Patrick will meet at 8 a.m. Monday with representatives from the Child Welfare League of America, which the administration hired recently to conduct an independent review of the agency. Patrick plans to discuss the scope of their work so far and areas on which he would like to see their investigation focus, according to a top administration official.
Following the meeting, Patrick plans to hold a press conference at 9:30 a.m. in Room 157 to share his concerns and discuss the steps he would like to see taken.
"I think we'll be able to give them more targeted areas for focus and be clear about the expectations of their work," said Brendan Ryan, chief of staff to the governor.
Patrick on Sunday summoned Child Advocate Gail Garinger, DCF Commissioner Olga Roche, Health and Human Services Secretary John Polanowitz and leadership of the S.E.U.I. Local 509, representing social workers, to his office for meetings that lasted from 11:30 a.m. until 5:30 p.m.
The union has been vocal about their concerns over caseloads, which have been consistently higher at offices throughout the state than mandated under contract. In his new fiscal 2015 budget proposal, Patrick proposed $9 million to help reduce average caseloads from 18 to 15, or 28 children, per social worker.
The governor also spoke by telephone with Rep. David Linsky, who led the House Post Audit and Oversight Committee hearing on Thursday, and Rep. Kay Khan, the House chair of the Committee on Children and Families, and Senate Minority Leader Bruce Tarr.
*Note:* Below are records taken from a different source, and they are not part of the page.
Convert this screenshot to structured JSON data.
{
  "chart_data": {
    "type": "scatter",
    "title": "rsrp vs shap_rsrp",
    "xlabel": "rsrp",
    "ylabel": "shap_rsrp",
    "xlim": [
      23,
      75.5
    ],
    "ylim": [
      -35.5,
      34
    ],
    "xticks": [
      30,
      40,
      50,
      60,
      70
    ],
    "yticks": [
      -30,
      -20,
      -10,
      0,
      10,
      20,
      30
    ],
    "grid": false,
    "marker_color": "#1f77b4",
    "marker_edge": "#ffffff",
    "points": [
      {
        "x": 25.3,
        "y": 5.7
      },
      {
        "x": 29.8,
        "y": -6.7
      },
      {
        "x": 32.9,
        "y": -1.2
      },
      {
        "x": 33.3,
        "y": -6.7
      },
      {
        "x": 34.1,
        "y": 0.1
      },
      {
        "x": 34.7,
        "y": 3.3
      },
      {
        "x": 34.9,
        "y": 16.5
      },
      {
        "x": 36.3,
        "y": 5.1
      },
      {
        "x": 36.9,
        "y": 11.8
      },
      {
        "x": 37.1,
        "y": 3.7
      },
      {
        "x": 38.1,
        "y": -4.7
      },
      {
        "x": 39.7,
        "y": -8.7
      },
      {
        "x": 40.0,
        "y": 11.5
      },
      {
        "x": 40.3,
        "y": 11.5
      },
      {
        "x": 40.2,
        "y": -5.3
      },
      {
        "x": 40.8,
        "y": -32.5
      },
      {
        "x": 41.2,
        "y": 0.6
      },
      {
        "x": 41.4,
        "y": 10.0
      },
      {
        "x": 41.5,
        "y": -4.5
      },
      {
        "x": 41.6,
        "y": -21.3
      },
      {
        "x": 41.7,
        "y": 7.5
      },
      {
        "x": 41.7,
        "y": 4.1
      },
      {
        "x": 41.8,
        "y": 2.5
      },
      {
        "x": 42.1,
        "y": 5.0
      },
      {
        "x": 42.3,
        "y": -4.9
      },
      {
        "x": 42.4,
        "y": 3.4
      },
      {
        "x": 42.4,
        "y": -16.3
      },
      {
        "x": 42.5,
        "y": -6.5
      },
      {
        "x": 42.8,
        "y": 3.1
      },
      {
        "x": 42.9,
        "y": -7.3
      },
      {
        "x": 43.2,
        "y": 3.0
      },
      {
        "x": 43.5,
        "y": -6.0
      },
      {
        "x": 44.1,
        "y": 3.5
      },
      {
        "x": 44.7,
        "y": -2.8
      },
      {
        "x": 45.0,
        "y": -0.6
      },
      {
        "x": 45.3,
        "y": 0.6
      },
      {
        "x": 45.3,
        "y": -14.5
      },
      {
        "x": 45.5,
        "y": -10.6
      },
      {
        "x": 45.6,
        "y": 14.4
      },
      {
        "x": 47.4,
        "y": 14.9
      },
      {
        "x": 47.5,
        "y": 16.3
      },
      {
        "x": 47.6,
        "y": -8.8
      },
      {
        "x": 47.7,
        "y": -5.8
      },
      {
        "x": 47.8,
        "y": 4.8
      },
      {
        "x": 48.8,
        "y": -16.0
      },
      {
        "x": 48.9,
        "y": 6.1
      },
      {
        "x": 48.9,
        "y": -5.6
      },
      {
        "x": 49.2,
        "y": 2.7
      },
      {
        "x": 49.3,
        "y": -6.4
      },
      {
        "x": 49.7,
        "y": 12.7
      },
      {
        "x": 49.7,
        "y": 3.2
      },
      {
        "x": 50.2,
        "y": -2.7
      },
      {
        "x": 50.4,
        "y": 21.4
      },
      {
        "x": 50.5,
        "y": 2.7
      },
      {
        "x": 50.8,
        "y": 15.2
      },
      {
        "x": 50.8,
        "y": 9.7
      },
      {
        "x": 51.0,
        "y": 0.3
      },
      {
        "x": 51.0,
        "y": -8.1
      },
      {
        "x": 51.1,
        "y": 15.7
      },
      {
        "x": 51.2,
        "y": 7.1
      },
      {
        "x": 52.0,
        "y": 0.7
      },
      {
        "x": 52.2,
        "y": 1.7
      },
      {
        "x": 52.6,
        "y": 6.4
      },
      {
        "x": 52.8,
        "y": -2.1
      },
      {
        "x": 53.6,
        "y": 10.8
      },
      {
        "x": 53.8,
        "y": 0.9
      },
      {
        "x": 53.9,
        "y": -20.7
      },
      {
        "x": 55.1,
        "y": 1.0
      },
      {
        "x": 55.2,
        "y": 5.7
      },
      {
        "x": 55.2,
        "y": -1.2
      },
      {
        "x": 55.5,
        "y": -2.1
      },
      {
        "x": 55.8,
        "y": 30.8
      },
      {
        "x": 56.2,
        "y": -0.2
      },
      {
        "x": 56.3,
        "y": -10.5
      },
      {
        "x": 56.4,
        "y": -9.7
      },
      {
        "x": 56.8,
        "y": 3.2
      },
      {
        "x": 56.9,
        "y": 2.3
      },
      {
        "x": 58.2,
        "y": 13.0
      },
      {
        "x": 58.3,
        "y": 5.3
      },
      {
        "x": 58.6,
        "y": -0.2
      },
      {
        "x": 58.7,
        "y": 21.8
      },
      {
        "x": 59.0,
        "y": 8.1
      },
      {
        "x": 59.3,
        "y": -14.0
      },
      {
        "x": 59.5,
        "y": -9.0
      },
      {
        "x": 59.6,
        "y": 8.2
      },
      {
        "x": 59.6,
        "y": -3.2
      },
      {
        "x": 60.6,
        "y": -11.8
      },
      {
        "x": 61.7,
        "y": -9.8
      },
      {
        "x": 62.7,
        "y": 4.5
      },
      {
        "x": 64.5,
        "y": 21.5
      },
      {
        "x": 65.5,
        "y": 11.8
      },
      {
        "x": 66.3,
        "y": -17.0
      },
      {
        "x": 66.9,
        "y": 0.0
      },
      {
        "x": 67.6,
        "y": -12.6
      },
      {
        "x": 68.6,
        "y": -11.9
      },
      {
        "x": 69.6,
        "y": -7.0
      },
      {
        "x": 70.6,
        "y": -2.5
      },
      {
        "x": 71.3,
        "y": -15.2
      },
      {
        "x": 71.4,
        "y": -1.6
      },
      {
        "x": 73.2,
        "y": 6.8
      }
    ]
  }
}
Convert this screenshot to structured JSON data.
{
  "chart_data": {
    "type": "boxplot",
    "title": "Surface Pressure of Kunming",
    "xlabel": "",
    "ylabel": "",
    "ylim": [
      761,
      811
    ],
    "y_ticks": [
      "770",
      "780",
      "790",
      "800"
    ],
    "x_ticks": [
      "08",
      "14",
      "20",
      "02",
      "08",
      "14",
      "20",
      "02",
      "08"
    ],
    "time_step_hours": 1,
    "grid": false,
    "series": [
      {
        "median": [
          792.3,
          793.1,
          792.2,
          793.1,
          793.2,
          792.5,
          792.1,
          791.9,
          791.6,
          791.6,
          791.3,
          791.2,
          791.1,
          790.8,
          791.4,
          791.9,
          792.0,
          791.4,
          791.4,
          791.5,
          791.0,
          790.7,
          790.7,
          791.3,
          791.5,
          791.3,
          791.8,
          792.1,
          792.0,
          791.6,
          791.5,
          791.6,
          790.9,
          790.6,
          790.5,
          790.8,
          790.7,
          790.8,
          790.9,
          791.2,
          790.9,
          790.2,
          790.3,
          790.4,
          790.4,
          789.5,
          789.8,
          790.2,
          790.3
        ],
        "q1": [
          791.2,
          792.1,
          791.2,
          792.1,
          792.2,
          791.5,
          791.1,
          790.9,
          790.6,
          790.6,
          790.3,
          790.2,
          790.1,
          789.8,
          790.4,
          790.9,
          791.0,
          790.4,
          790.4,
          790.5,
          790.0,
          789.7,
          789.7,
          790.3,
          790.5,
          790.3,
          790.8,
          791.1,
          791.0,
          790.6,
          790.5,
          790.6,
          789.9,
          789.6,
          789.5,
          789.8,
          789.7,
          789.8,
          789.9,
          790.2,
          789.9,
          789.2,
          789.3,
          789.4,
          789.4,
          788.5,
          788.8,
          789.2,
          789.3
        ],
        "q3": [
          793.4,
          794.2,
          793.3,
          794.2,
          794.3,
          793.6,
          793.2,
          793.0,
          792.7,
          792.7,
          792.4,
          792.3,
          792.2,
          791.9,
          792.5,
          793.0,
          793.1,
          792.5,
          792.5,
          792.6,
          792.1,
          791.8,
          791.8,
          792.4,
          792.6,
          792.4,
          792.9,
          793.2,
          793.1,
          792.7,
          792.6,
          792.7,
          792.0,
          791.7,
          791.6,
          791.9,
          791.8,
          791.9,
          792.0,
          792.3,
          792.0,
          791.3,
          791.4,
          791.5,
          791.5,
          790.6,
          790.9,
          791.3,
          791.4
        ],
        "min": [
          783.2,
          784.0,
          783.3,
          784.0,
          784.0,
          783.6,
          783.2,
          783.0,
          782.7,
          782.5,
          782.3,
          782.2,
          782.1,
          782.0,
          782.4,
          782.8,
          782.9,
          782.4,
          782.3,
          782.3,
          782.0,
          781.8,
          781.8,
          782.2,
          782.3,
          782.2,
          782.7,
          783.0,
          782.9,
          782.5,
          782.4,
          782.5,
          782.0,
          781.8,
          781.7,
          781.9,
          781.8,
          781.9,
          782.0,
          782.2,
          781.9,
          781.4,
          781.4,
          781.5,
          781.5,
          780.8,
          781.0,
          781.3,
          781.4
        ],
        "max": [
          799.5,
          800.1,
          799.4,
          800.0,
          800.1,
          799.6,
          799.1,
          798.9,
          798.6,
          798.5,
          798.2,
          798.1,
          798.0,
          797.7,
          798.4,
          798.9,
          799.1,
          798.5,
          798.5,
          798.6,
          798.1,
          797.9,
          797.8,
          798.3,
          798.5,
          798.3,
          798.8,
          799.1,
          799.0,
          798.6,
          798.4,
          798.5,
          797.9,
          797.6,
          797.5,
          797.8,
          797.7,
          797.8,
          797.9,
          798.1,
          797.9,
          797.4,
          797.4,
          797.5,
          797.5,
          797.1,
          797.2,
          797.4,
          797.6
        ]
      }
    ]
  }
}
Since the disappearance of Jeremiah Oliver, who is now feared dead by authorities, administration officials have fired the social worker assigned to the Oliver family and her two supervisors. An internal report by DCF revealed that the social worker failed to conduct required monthly home visits and ignored warning signs of trouble in the family, while her supervisors did not enforce department protocol.
Since then, concerns have been raised by local school officials about the department's handling of child abuse complaints in other parts of the state, and Garinger's report drew attention to high caseloads and systemic struggles to meet basic home visitation requirements.
Patrick himself has also drawn criticism related to his leadership since these issues have been raised. "I haven't seen any evidence that there's been a focused and aggressive approach. There should be urgency on this every day," Republican gubernatorial candidate Charlie Baker told the Boston Herald last week.
Ryan said the governor has been deeply involved since the Oliver story came to light, and the administration has been looking at not just what happens at DCF, but best practices in other states.